Say hello to my list’s only Canadian film!
Given her strong legacy, I felt like I had to put Jamie Lee Curtis here on the list somewhere, but I was damned if it was going to be Halloween! Luckily, I read about and then found Terror Train (1980). It follows the basic slasher-movie plot, but provides several key switches on the familiar old track.
The movie opens with a mean fraternity prank, where Kenny thinks he’s going to have sex with Alana (Jamie Lee Curtis), and he follows her into the designated room, only to wind up kissing one of the cadavers from the pre-med lab. He winds up institutionalized.
Three years later the guilty students are having one last big New Year’s party on a train in costumes. Their friend Ed shows up in a Groucho Marx costume with a seemingly fake sword through his stomach. Everyone laughs at his clowning and gets on the train, but then Ed falls down dead. The killer takes Ed’s costume, kicks his body onto the tracks and boards the train. The party (featuring a cameo by the magician David Copperfield as the entertainment) and the carnage kick into high gear.

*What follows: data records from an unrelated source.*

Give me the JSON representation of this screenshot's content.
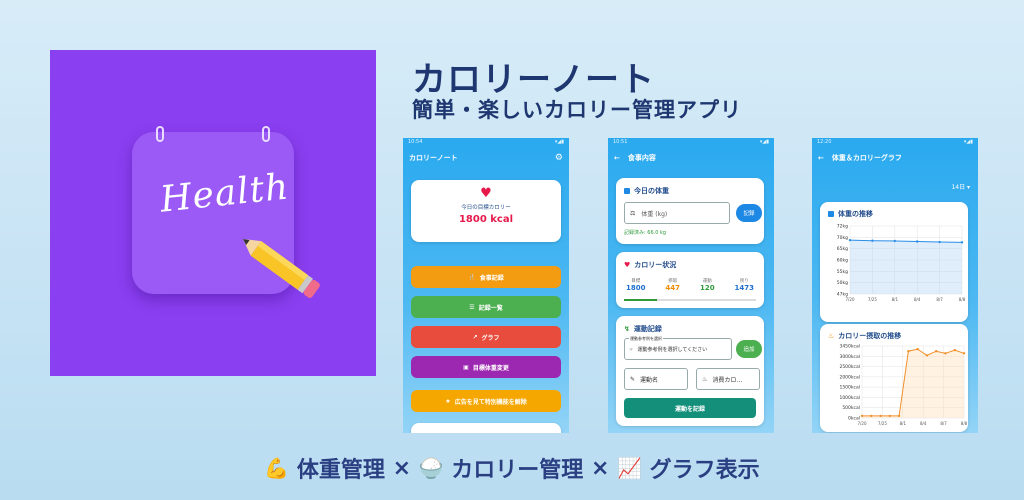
{
  "icon": {
    "word": "Health",
    "color": "#8a3ff0"
  },
  "heading": {
    "title": "カロリーノート",
    "subtitle": "簡単・楽しいカロリー管理アプリ"
  },
  "footer": {
    "item1": "体重管理",
    "sep1": "×",
    "item2": "カロリー管理",
    "sep2": "×",
    "item3": "グラフ表示"
  },
  "phone1": {
    "time": "10:54",
    "app_title": "カロリーノート",
    "card_label": "今日の目標カロリー",
    "card_value": "1800 kcal",
    "buttons": [
      {
        "label": "食事記録",
        "color": "#f39c12"
      },
      {
        "label": "記録一覧",
        "color": "#4caf50"
      },
      {
        "label": "グラフ",
        "color": "#e74c3c"
      },
      {
        "label": "目標体重変更",
        "color": "#9c27b0"
      },
      {
        "label": "広告を見て特別機能を解除",
        "color": "#f5a700"
      }
    ]
  },
  "phone2": {
    "time": "10:51",
    "title": "食事内容",
    "weight": {
      "heading": "今日の体重",
      "placeholder": "体重 (kg)",
      "button": "記録",
      "last": "記録済み: 66.0 kg"
    },
    "calorie": {
      "heading": "カロリー状況",
      "labels": [
        "目標",
        "摂取",
        "運動",
        "残り"
      ],
      "values": [
        "1800",
        "447",
        "120",
        "1473"
      ]
    },
    "exercise": {
      "heading": "運動記録",
      "select_label": "運動参考例を選択",
      "select_text": "運動参考例を選択してください",
      "add": "追加",
      "name_placeholder": "運動名",
      "kcal_placeholder": "消費カロ…",
      "submit": "運動を記録"
    }
  },
  "phone3": {
    "time": "12:20",
    "title": "体重＆カロリーグラフ",
    "range": "14日",
    "weight_chart": {
      "heading": "体重の推移"
    },
    "calorie_chart": {
      "heading": "カロリー摂取の推移"
    }
  },
  "chart_data": [
    {
      "type": "line",
      "title": "体重の推移",
      "ylabels": [
        "72kg",
        "70kg",
        "65kg",
        "60kg",
        "55kg",
        "50kg",
        "47kg"
      ],
      "xlabels": [
        "7/20",
        "7/25",
        "8/1",
        "8/4",
        "8/7",
        "8/8"
      ],
      "x": [
        "7/20",
        "7/25",
        "8/1",
        "8/4",
        "8/7",
        "8/8"
      ],
      "values": [
        66.8,
        66.6,
        66.5,
        66.3,
        66.1,
        66.0
      ],
      "ylim": [
        47,
        72
      ],
      "color": "#2a8ee6"
    },
    {
      "type": "line",
      "title": "カロリー摂取の推移",
      "ylabels": [
        "3450kcal",
        "3000kcal",
        "2500kcal",
        "2000kcal",
        "1500kcal",
        "1000kcal",
        "500kcal",
        "0kcal"
      ],
      "xlabels": [
        "7/20",
        "7/25",
        "8/1",
        "8/4",
        "8/7",
        "8/8"
      ],
      "x": [
        "7/20",
        "7/22",
        "7/25",
        "7/28",
        "8/1",
        "8/2",
        "8/3",
        "8/4",
        "8/5",
        "8/6",
        "8/7",
        "8/8"
      ],
      "values": [
        100,
        100,
        100,
        100,
        100,
        3200,
        3300,
        3000,
        3200,
        3100,
        3250,
        3100
      ],
      "ylim": [
        0,
        3450
      ],
      "color": "#f0902a"
    }
  ]
}
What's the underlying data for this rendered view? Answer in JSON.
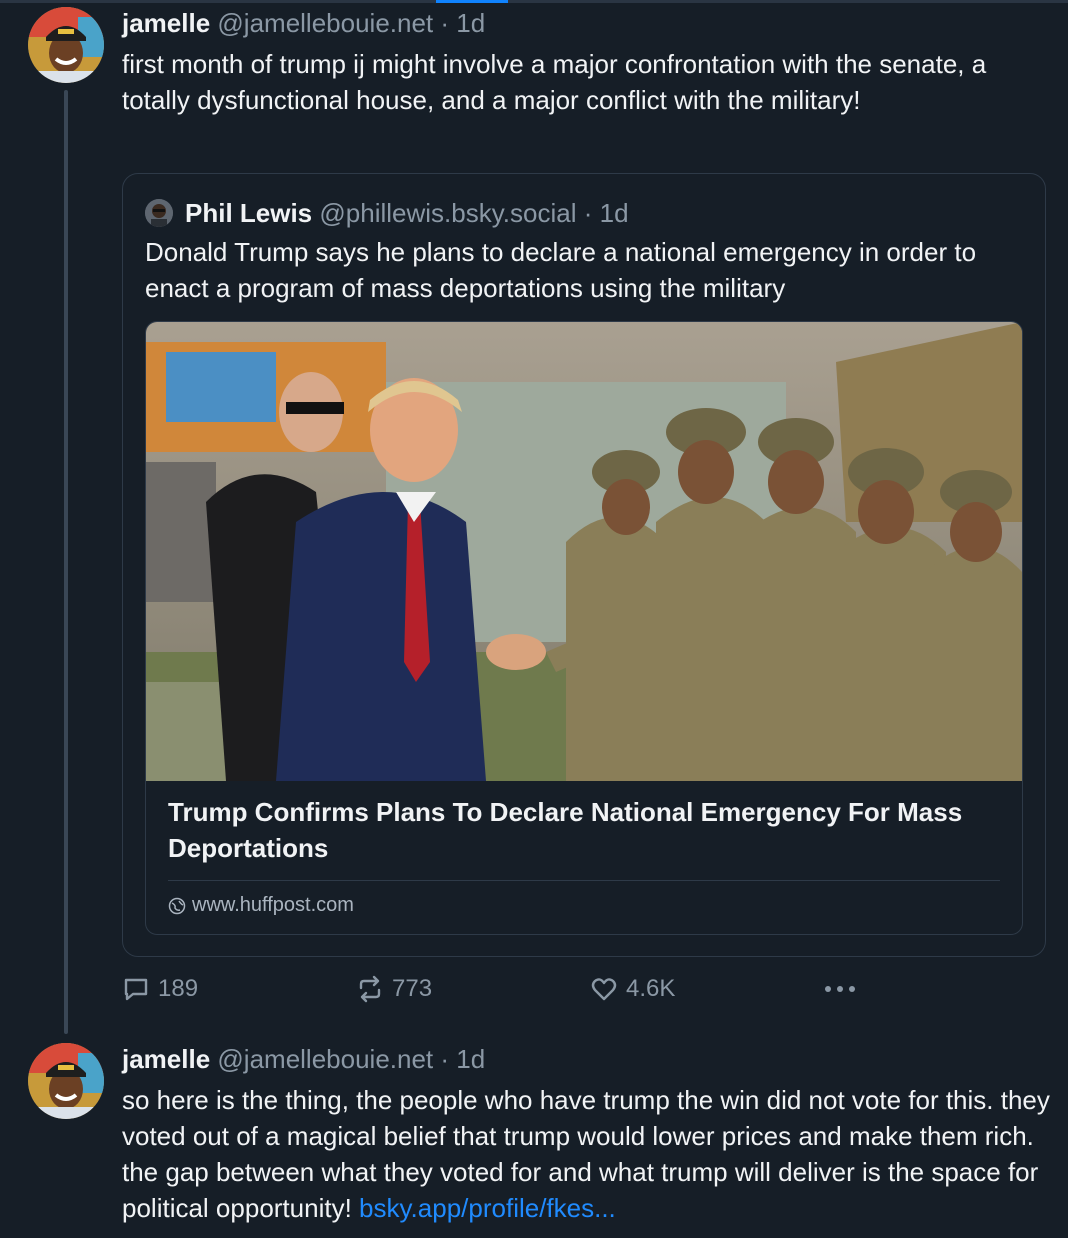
{
  "posts": [
    {
      "author_name": "jamelle",
      "handle": "@jamellebouie.net",
      "separator": "·",
      "time": "1d",
      "text": "first month of trump ij might involve a major confrontation with the senate, a totally dysfunctional house, and a major conflict with the military!",
      "quote": {
        "author_name": "Phil Lewis",
        "handle": "@phillewis.bsky.social",
        "separator": "·",
        "time": "1d",
        "text": "Donald Trump says he plans to declare a national emergency in order to enact a program of mass deportations using the military",
        "embed": {
          "title": "Trump Confirms Plans To Declare National Emergency For Mass Deportations",
          "domain": "www.huffpost.com"
        }
      },
      "actions": {
        "replies": "189",
        "reposts": "773",
        "likes": "4.6K"
      }
    },
    {
      "author_name": "jamelle",
      "handle": "@jamellebouie.net",
      "separator": "·",
      "time": "1d",
      "text": "so here is the thing, the people who have trump the win did not vote for this. they voted out of a magical belief that trump would lower prices and make them rich. the gap between what they voted for and what trump will deliver is the space for political opportunity! ",
      "link_text": "bsky.app/profile/fkes..."
    }
  ],
  "icons": {
    "reply": "speech-bubble-icon",
    "repost": "repost-arrows-icon",
    "like": "heart-icon",
    "more": "ellipsis-icon",
    "domain": "globe-icon"
  },
  "colors": {
    "background": "#161e27",
    "accent": "#1083fe",
    "link": "#208bfe",
    "muted": "#8b98a5"
  }
}
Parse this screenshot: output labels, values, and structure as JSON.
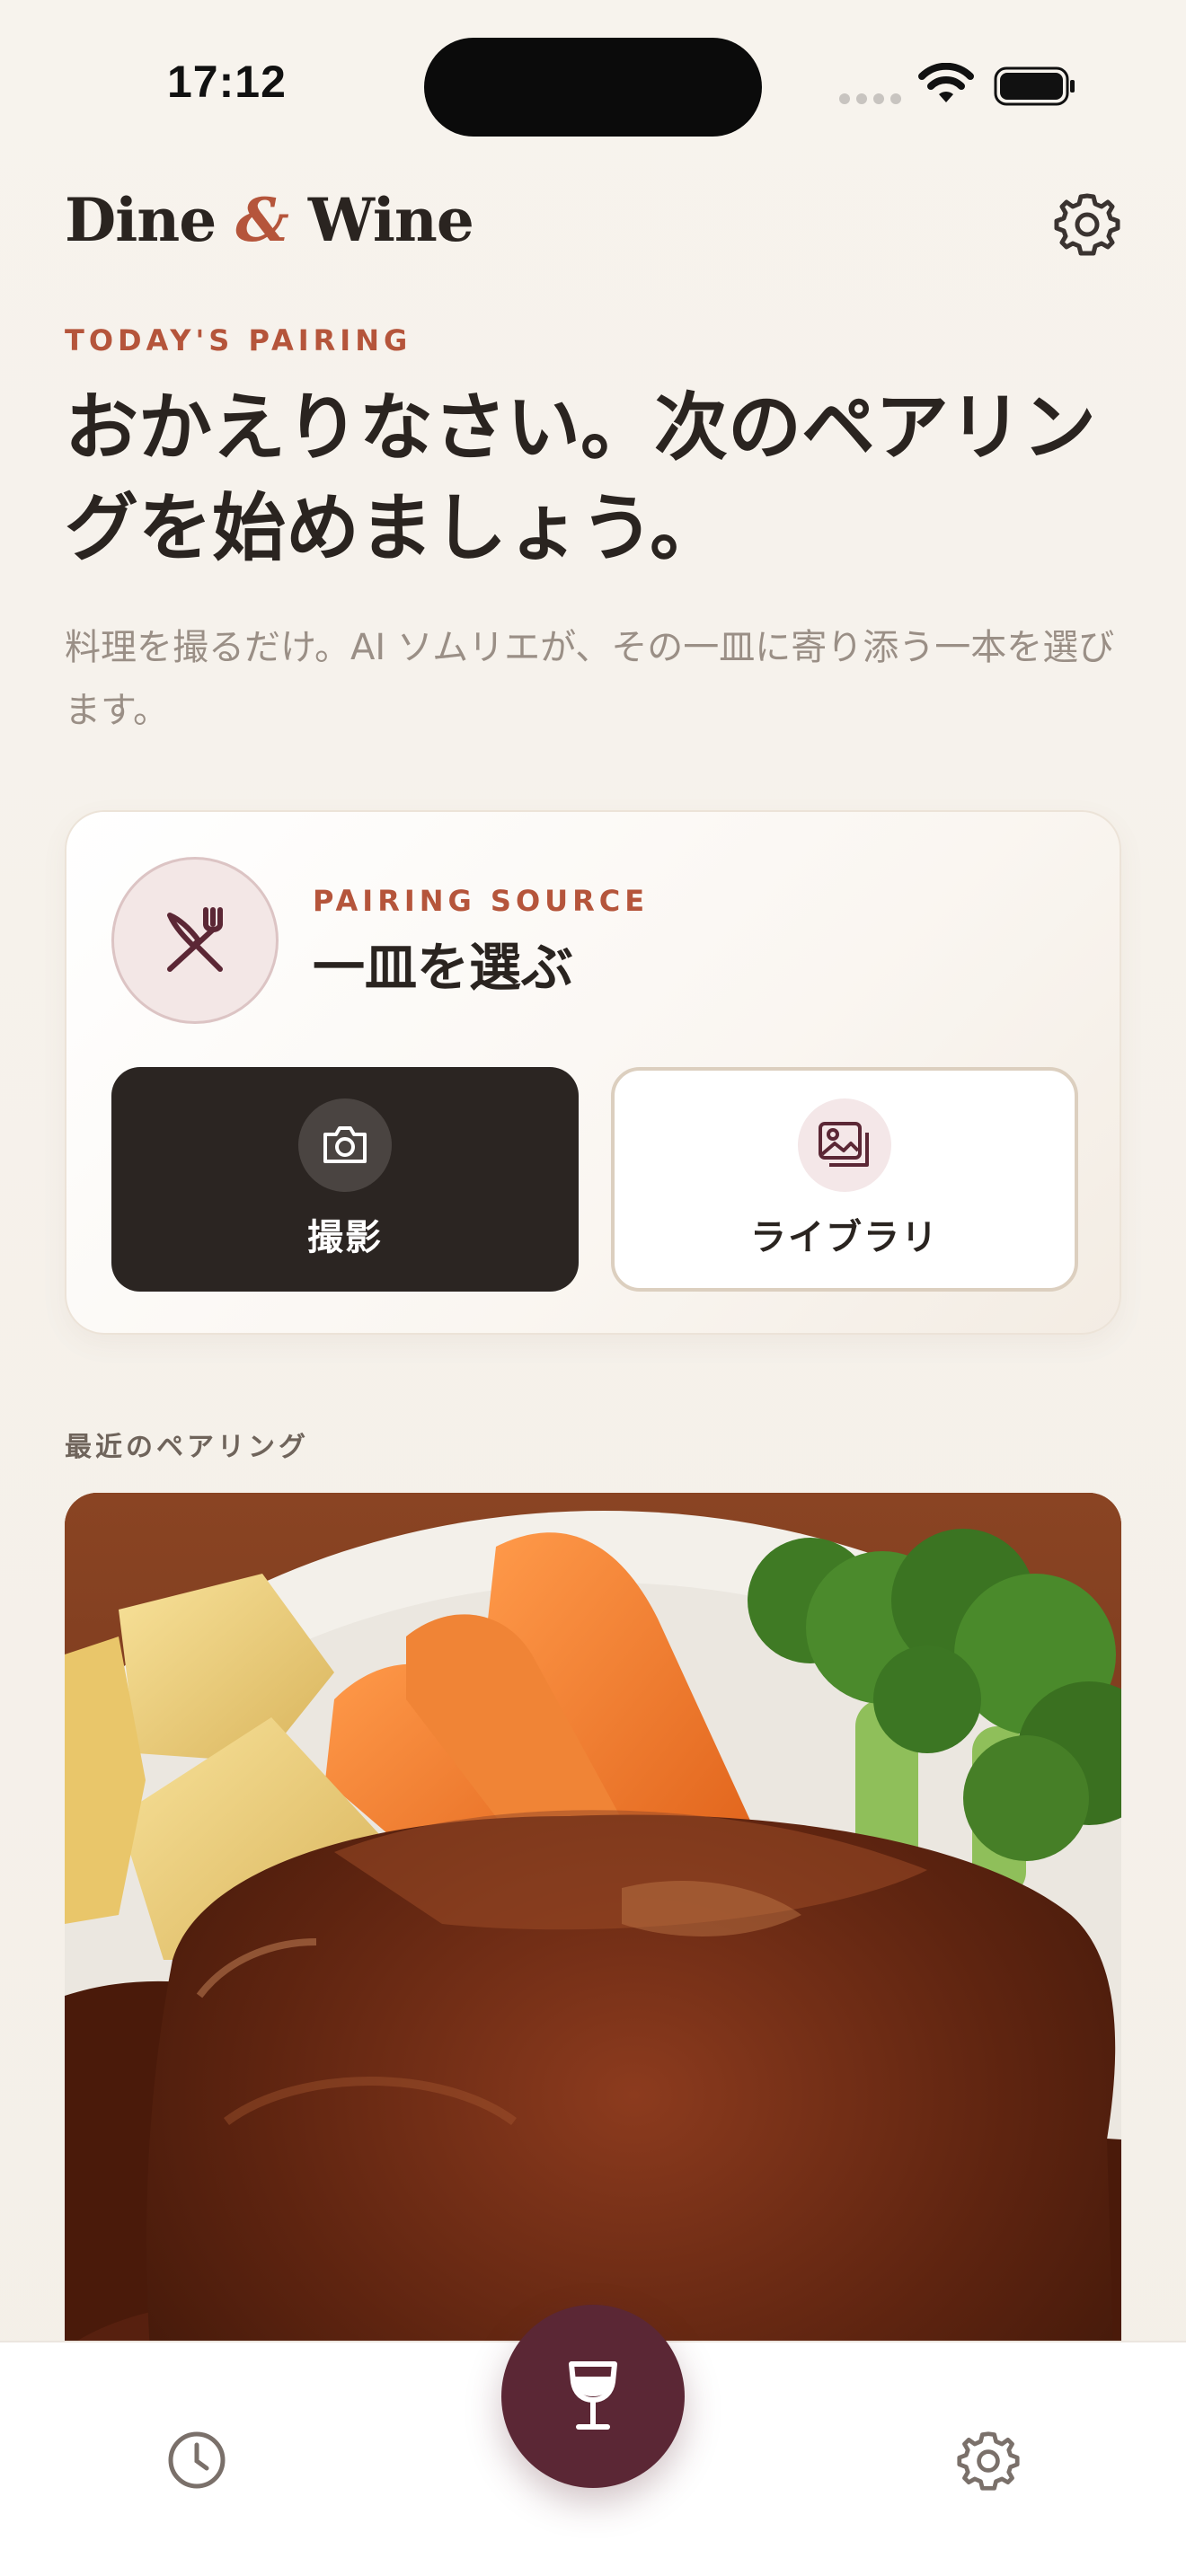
{
  "status_bar": {
    "time": "17:12"
  },
  "header": {
    "logo_left": "Dine",
    "logo_amp": "&",
    "logo_right": "Wine",
    "settings_icon": "gear-icon"
  },
  "hero": {
    "kicker": "TODAY'S PAIRING",
    "headline": "おかえりなさい。次のペアリングを始めましょう。",
    "subcopy": "料理を撮るだけ。AI ソムリエが、その一皿に寄り添う一本を選びます。"
  },
  "pairing_card": {
    "icon": "fork-knife-icon",
    "kicker": "PAIRING SOURCE",
    "title": "一皿を選ぶ",
    "camera_button": {
      "label": "撮影",
      "icon": "camera-icon"
    },
    "library_button": {
      "label": "ライブラリ",
      "icon": "photo-library-icon"
    }
  },
  "recent": {
    "section_label": "最近のペアリング"
  },
  "tab_bar": {
    "history_icon": "clock-icon",
    "center_icon": "wine-glass-icon",
    "settings_icon": "gear-icon"
  },
  "colors": {
    "accent": "#b5553b",
    "wine": "#5b2735",
    "dark_button": "#2b2522",
    "background": "#f6f2ec"
  }
}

So far, business as usual. However, unlike most slasher movies, Terror Train as an effective authority figure, surprisingly in the form of Ben Johnson as the conductor, Carne. He is a much more active, dynamic character than, say, Loomis in Halloween. Carne doesn’t spend the whole movie camped out by the wrong end of the train, waiting for something to happen.
Back to Alana. One of the reasons I like her is that she has a complexity that the slasher heroine usually did not have. She is culpable in what happened to Kenny (who, you guessed it, is the costumed killer). However, she is the only one in the group to really express remorse for what they did, which gives her a dynamism as a character. She is also active in trying to deduce which member of the party is the killer, but has moments where fear temporarily gets the better of her. Terror Train really lets Curtis use her charm as an actress, even in what would soon become a tired, overused subgenre.